Nonlinear Fourier Transform of Truncated Multi-Soliton Pulses

TL;DR

This paper derives closed-form expressions for the nonlinear Fourier spectrum of truncated multi-soliton pulses and presents a method to determine eigenvalues from the continuous spectrum, aiding optical fiber communication.

Contribution

It provides the first simple closed-form formulas for the spectrum of truncated multi-solitons and introduces a novel method to extract eigenvalues from the continuous spectrum.

Findings

Closed-form expressions accurately approximate the nonlinear spectrum of truncated pulses.

The method effectively finds eigenvalues from the continuous spectrum.

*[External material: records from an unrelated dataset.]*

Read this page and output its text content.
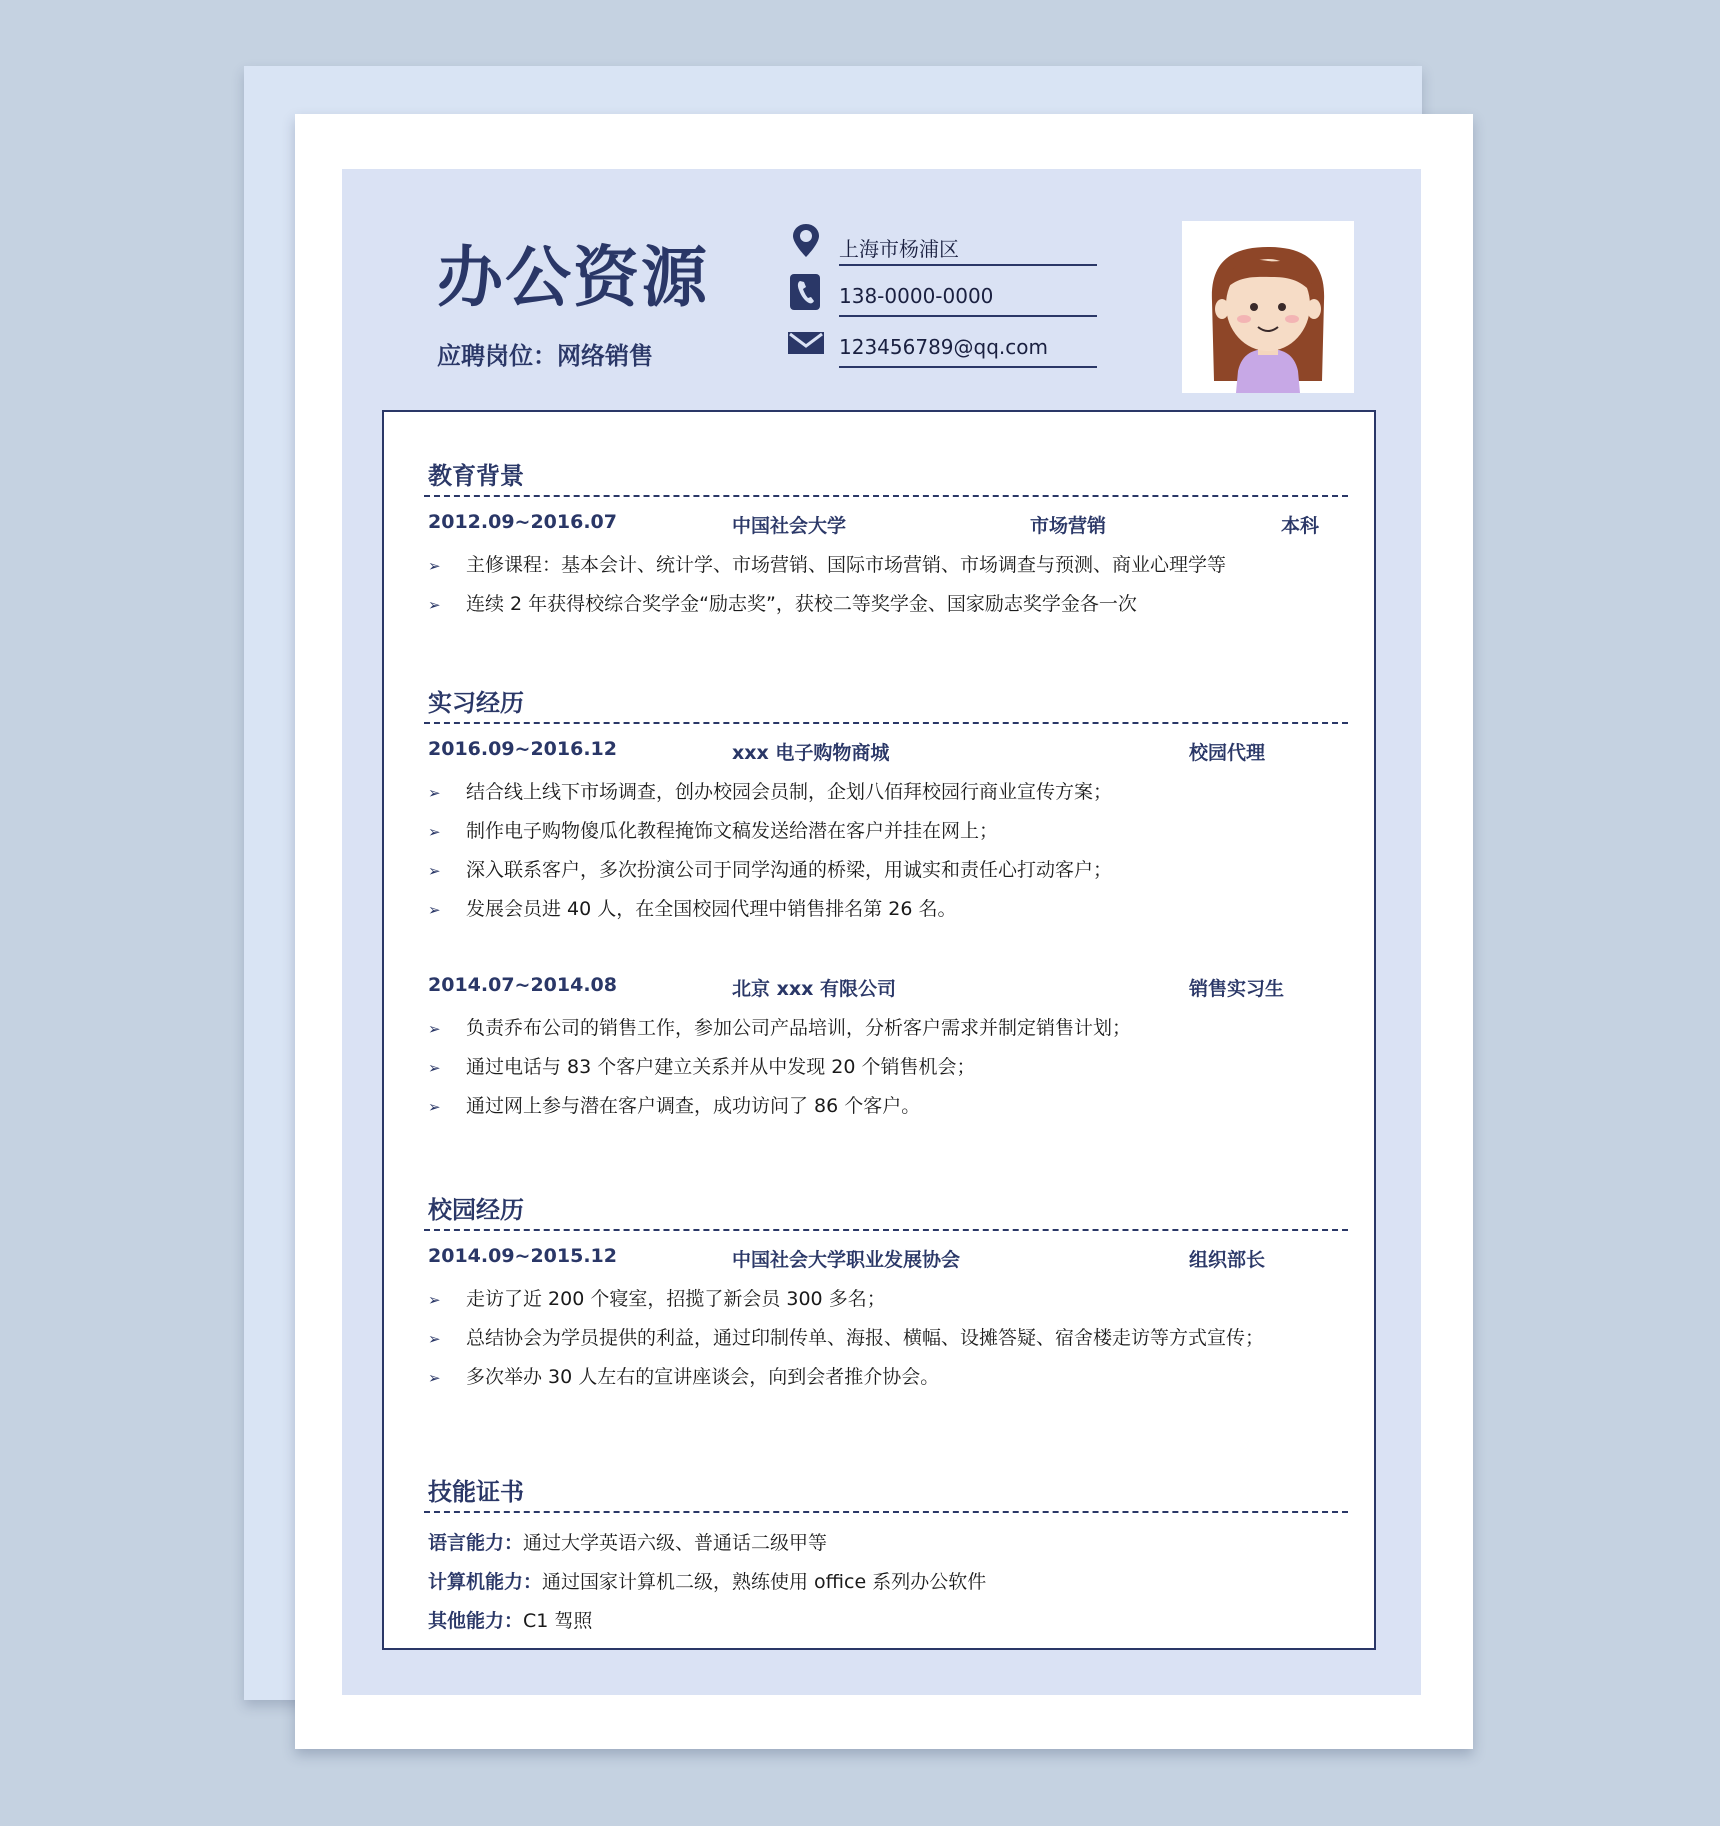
办公资源
应聘岗位：网络销售
上海市杨浦区
138-0000-0000
123456789@qq.com
教育背景
2012.09~2016.07	中国社会大学	市场营销	本科
➢ 主修课程：基本会计、统计学、市场营销、国际市场营销、市场调查与预测、商业心理学等
➢ 连续 2 年获得校综合奖学金“励志奖”，获校二等奖学金、国家励志奖学金各一次
实习经历
2016.09~2016.12	xxx 电子购物商城	校园代理
➢ 结合线上线下市场调查，创办校园会员制，企划八佰拜校园行商业宣传方案；
➢ 制作电子购物傻瓜化教程掩饰文稿发送给潜在客户并挂在网上；
➢ 深入联系客户，多次扮演公司于同学沟通的桥梁，用诚实和责任心打动客户；
➢ 发展会员进 40 人，在全国校园代理中销售排名第 26 名。
2014.07~2014.08	北京 xxx 有限公司	销售实习生
➢ 负责乔布公司的销售工作，参加公司产品培训，分析客户需求并制定销售计划；
➢ 通过电话与 83 个客户建立关系并从中发现 20 个销售机会；
➢ 通过网上参与潜在客户调查，成功访问了 86 个客户。
校园经历
2014.09~2015.12	中国社会大学职业发展协会	组织部长
➢ 走访了近 200 个寝室，招揽了新会员 300 多名；
➢ 总结协会为学员提供的利益，通过印制传单、海报、横幅、设摊答疑、宿舍楼走访等方式宣传；
➢ 多次举办 30 人左右的宣讲座谈会，向到会者推介协会。
技能证书
语言能力：通过大学英语六级、普通话二级甲等
计算机能力：通过国家计算机二级，熟练使用 office 系列办公软件
其他能力：C1 驾照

Results support potential improvements in optical fiber data transmission.

Abstract

Multi-soliton pulses, as special solutions of the Nonlinear Schroedinger Equation (NLSE), are potential candidates for optical fiber transmission where the information is modulated and recovered in the so-called nonlinear Fourier domain. For data communication, the exponentially decaying tails of a multi-soliton must be truncated. Such a windowing changes the nonlinear Fourier spectrum of the pulse. The results of this paper are twofold: (i) we derive the simple closed-form expressions for the nonlinear spectrum, discrete and continuous spectrum, of a symmetrically truncated multi-soliton pulse from tight approximation of the truncated tails. We numerically show the accuracy of the closed-form expressions. (ii) We show how to find, in general, the eigenvalues of the discrete spectrum from the continuous spectrum. We present this method for the application in hand.